Sofradaki tüm pankekleri ağlayarak yedim, tıpkı Umut'un son yaptığı yemeği yediğim gibi. Bu da bir sondu, sevdiğim kadını da kaybetmiştim.

Doktorum aradı, beni yanına çağırdı. Onunla konuşmak bana da iyi gelir diye hazırlanıp ona gittim. İlk sorduğu elbette ilaçlarımı düzenli bir şekilde kullanıp kullanmadığımdı. Kullandığımı söyledim, yalan da söylemiyordum. Neler olduğunu anlattım, derin bir nefes alıp anlatmaya başladı.

"Sana bir soru sormuştum. Onu kaybetmek sana nasıl hissettirirdi demiştim. Senden bu yüzden hastalığını gizledim, bunu kaldıramayacağını biliyordum. Ama bu durum sosyal hayatını etkilemeye başladı, daha fazla saklamam mümkün görünmüyor." Şaşkınlıkla ona bakıyordum, sanki koskoca adam içine kaçmıştı. Bu kadar zorlanacağı ne olmuştu?

"Sana verdiğimiz ilaçlar antipsikotik ilaçlar. Psikotik epizod geçirenler bazen olmayan şeyler görebilirler. İlk halüsinasyonun odanda gördüğün sevgilindi, hasta bakıcın bunu söyledi ve biz de seni bu yönde tedavi etmeye başladık. Antipsikotikler bir anda zihnini sahteliklerden arındırmaz, onu görmemen için biraz zaman geçmesi gerekti." Tırnaklarımı sol elime geçirdim, öğrendiklerimin ağırlığı kalbime kaldıramayacağım yükler bırakmıştı. Yanaklarımdan süzülen gözyaşıyla serinliyordum, sanki ölü bir beden gibi katılaşmış, donmuştum. O ise bana yüklenmeye devam ediyordu.

"O hastanede yattığın süre boyunca yanına gelmedi.

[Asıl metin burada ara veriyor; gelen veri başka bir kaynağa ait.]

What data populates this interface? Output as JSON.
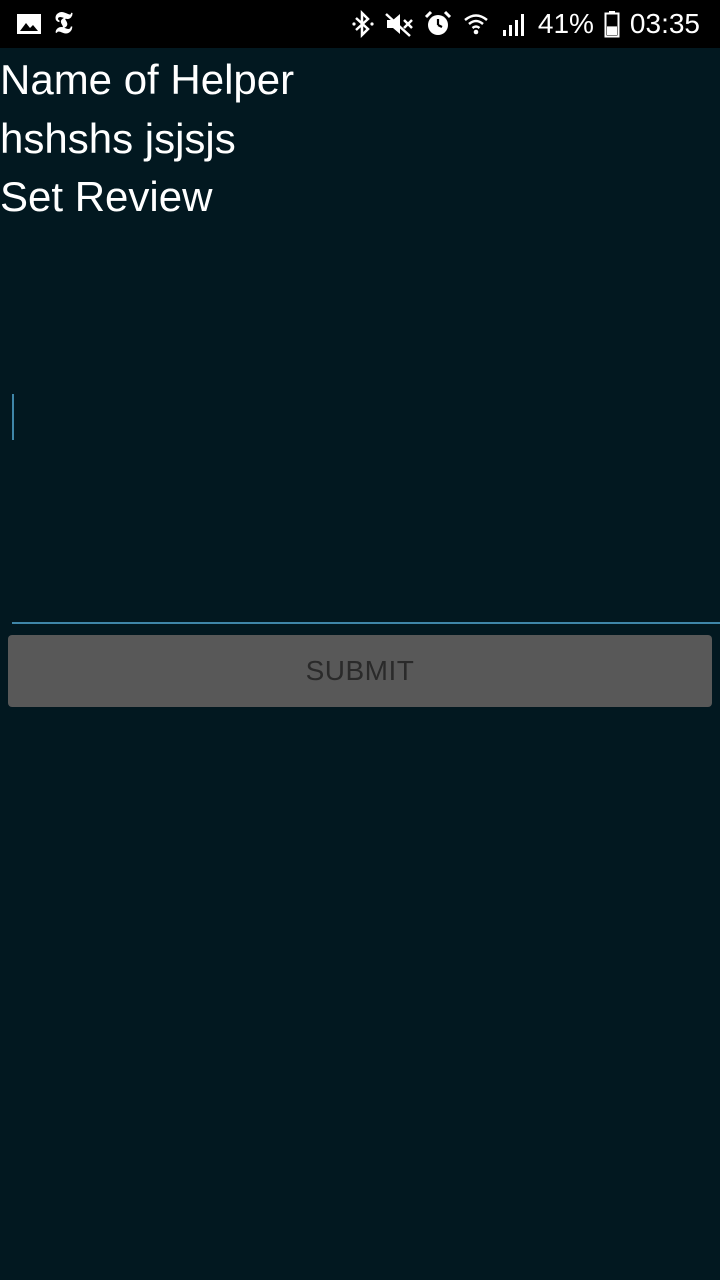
{
  "status_bar": {
    "left_icons": [
      "gallery-icon",
      "nyt-icon"
    ],
    "nyt_glyph": "𝕿",
    "right_icons": [
      "bluetooth-icon",
      "mute-icon",
      "alarm-icon",
      "wifi-icon",
      "signal-icon",
      "battery-icon"
    ],
    "battery_percent": "41%",
    "battery_level": 0.41,
    "time": "03:35"
  },
  "form": {
    "name_label": "Name of Helper",
    "name_value": "hshshs jsjsjs",
    "review_label": "Set Review",
    "review_value": "",
    "submit_label": "SUBMIT"
  },
  "colors": {
    "background": "#021820",
    "status_bar": "#000000",
    "accent": "#3f86a8",
    "button_bg": "#585858",
    "button_text": "#2a2a2a"
  }
}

Kamer beni aradı ve bunu gizlemesi gerektiğini söyledim."

"Beni kandırdınız yani." dedim ama sesim duyulmuş muydu bundan bile emin değildim.

"Beyninin yarattığı yanılsamalar senin gerçeklik algını ilaçları kullandığın sürece etkilemeyecek. Bu süreci birlikte atlatacağız." Benim aklım yalnız o günde kalmıştı.